Contemplating Elian's future
ELSAH, ILL.
I spent the weekend on the idyllic campus of Principia College on a bluff above the Mississippi River. The dogwoods were out. The sky was blue. The air was like liquid velvet. The sun was warm and beguiling, beckoning one to lazy, outdoors rambling.
But inside, 135 hand-picked student delegates from colleges all over the country eschewed the glorious weather and huddled in serious discussion about national and international topics that made up the agenda of the college's annual public-affairs conference. Their analyses were serious. Their questions were provocative. Would that the debate between our presidential candidates turns out to be so meaningful and thoughtful.
One of the speakers was Chai Ling, a principal behind the Tiananmen student protest of 1989. Her role marked her for execution by the Chinese Communist regime. Instead, she escaped, nailed into a wooden crate, and smuggled out of China in the hold of a cargo ship. Since then, she has taken masters' degrees at Princeton and Harvard, now runs her own Internet start-up company in Cambridge, Mass., and heads an organization campaigning for political change in China.
Inevitably, my thoughts turned to Elian, the little Cuban boy who is caught like a political shuttlecock between the Cuban and US governments. He too was smuggled out of a homeland in the hands of an oppressive regime. He too was brought to a free land, his mother drowning in the process. But if Elian goes back to Cuba, so long as Fidel Castro remains in power there will be no Princeton or Harvard, no freedom to one day launch his own company, and certainly, no freedom to call for political change in Cuba. Instead, he will be followed by his Cumulative Scholastic Record, Chapter 11 of which will assess his "political, ideological, and moral" performance. It may chronicle that under the law he is the son of a mother guilty of "illegal exit." He himself may be guilty of "enemy propaganda" under Law 88 of 1999.
The debate over Elian is cast within the framework of choice between freedom or family; between life in a free society or life with his father. But the choice is really between freedom or Castroism. For the father is a tool, willing or unwilling, of the regime in Havana. Surely nobody can doubt that if Elian returns to Cuba, after the international figure he has become, it will be Castro who determines his lifestyle and his future, a scenario in which the father is simply a puppet.

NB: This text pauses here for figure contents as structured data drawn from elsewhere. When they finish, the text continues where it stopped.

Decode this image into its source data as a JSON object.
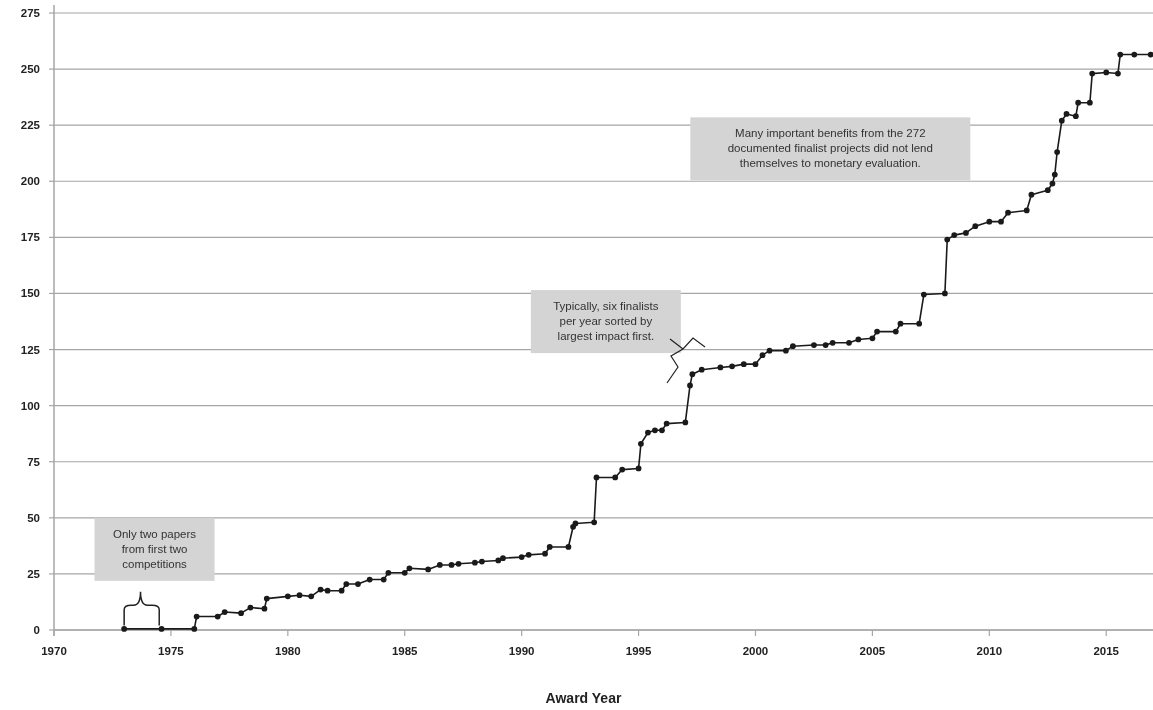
{
  "chart_data": {
    "type": "line",
    "xlabel": "Award Year",
    "x": [
      1973.0,
      1974.6,
      1976.0,
      1976.1,
      1977.0,
      1977.3,
      1978.0,
      1978.4,
      1979.0,
      1979.1,
      1980.0,
      1980.5,
      1981.0,
      1981.4,
      1981.7,
      1982.3,
      1982.5,
      1983.0,
      1983.5,
      1984.1,
      1984.3,
      1985.0,
      1985.2,
      1986.0,
      1986.5,
      1987.0,
      1987.3,
      1988.0,
      1988.3,
      1989.0,
      1989.2,
      1990.0,
      1990.3,
      1991.0,
      1991.2,
      1992.0,
      1992.2,
      1992.3,
      1993.1,
      1993.2,
      1994.0,
      1994.3,
      1995.0,
      1995.1,
      1995.4,
      1995.7,
      1996.0,
      1996.2,
      1997.0,
      1997.2,
      1997.3,
      1997.7,
      1998.5,
      1999.0,
      1999.5,
      2000.0,
      2000.3,
      2000.6,
      2001.3,
      2001.6,
      2002.5,
      2003.0,
      2003.3,
      2004.0,
      2004.4,
      2005.0,
      2005.2,
      2006.0,
      2006.2,
      2007.0,
      2007.2,
      2008.1,
      2008.2,
      2008.5,
      2009.0,
      2009.4,
      2010.0,
      2010.5,
      2010.8,
      2011.6,
      2011.8,
      2012.5,
      2012.7,
      2012.8,
      2012.9,
      2013.1,
      2013.3,
      2013.7,
      2013.8,
      2014.3,
      2014.4,
      2015.0,
      2015.5,
      2015.6,
      2016.2,
      2016.9
    ],
    "series": [
      {
        "color": "#1a1a1a",
        "values": [
          0.5,
          0.5,
          0.5,
          6,
          6,
          8,
          7.5,
          10,
          9.5,
          14,
          15,
          15.5,
          15,
          18,
          17.5,
          17.5,
          20.5,
          20.5,
          22.5,
          22.5,
          25.5,
          25.5,
          27.5,
          27,
          29,
          29,
          29.5,
          30,
          30.5,
          31,
          32,
          32.5,
          33.5,
          34,
          37,
          37,
          46,
          47.5,
          48,
          68,
          68,
          71.5,
          72,
          83,
          88,
          89,
          89,
          92,
          92.5,
          109,
          114,
          116,
          117,
          117.5,
          118.5,
          118.5,
          122.5,
          124.5,
          124.5,
          126.5,
          127,
          127,
          128,
          128,
          129.5,
          130,
          133,
          133,
          136.5,
          136.5,
          149.5,
          150,
          174,
          176,
          177,
          180,
          182,
          182,
          186,
          187,
          194,
          196,
          199,
          203,
          213,
          227,
          230,
          229,
          235,
          235,
          248,
          248.5,
          248,
          256.5,
          256.5,
          256.5
        ]
      }
    ],
    "xlim": [
      1970,
      2017
    ],
    "xticks": [
      1970,
      1975,
      1980,
      1985,
      1990,
      1995,
      2000,
      2005,
      2010,
      2015
    ],
    "ylim": [
      0,
      275
    ],
    "yticks": [
      0,
      25,
      50,
      75,
      100,
      125,
      150,
      175,
      200,
      225,
      250,
      275
    ],
    "grid": "y",
    "marker": "circle",
    "line_style": "solid",
    "annotations": [
      "Only two papers from first two competitions",
      "Typically, six finalists per year sorted by largest impact first.",
      "Many important benefits from the 272 documented finalist projects did not lend themselves to monetary evaluation."
    ]
  }
}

When Elian was plucked from the sea, did the father follow a father's natural impulse and speed to Elian's hospital bedside? No, because Fidel Castro would not let him. When Castro, after negotiation with President Clinton's personal lawyer, Gregory Craig, permitted the father to come to the US, the scenario was Castro-orchestrated. The father emerged from a private plane, clutching his new baby for the cameras. As the Weekly Standard observed, his suit was new, his new shirt two sizes too big, and the soles of his new shoes were unmarred by any contact with pavement. The typewritten arrival statement he stumbled through, before being whisked off to the care of Cuban diplomats and security officers, was clearly not his own.
Of course, there's been play-acting and ineptness too on the side of Elian's family and supporters in the Cuban-American community. Goodness knows there has been stumbling and bumbling on the part of the US Immigration and Naturalization Service, not noted for its efficiency and sensitivity. Meanwhile, after initially agreeing to settle the matter in family court, the Justice Department, under what pressure from the White House we can only conjecture, seems anxious to send Elian home, and arrange the departure without that traumatic spectacle being chronicled by the world's media.
As this column is written, Elian's future hangs in the balance. That should not deter us from clear-eyed perception of what life with father may mean.
*John Hughes is a former editor of the Monitor and currently editor and chief operating officer of the Deseret News in Salt Lake City.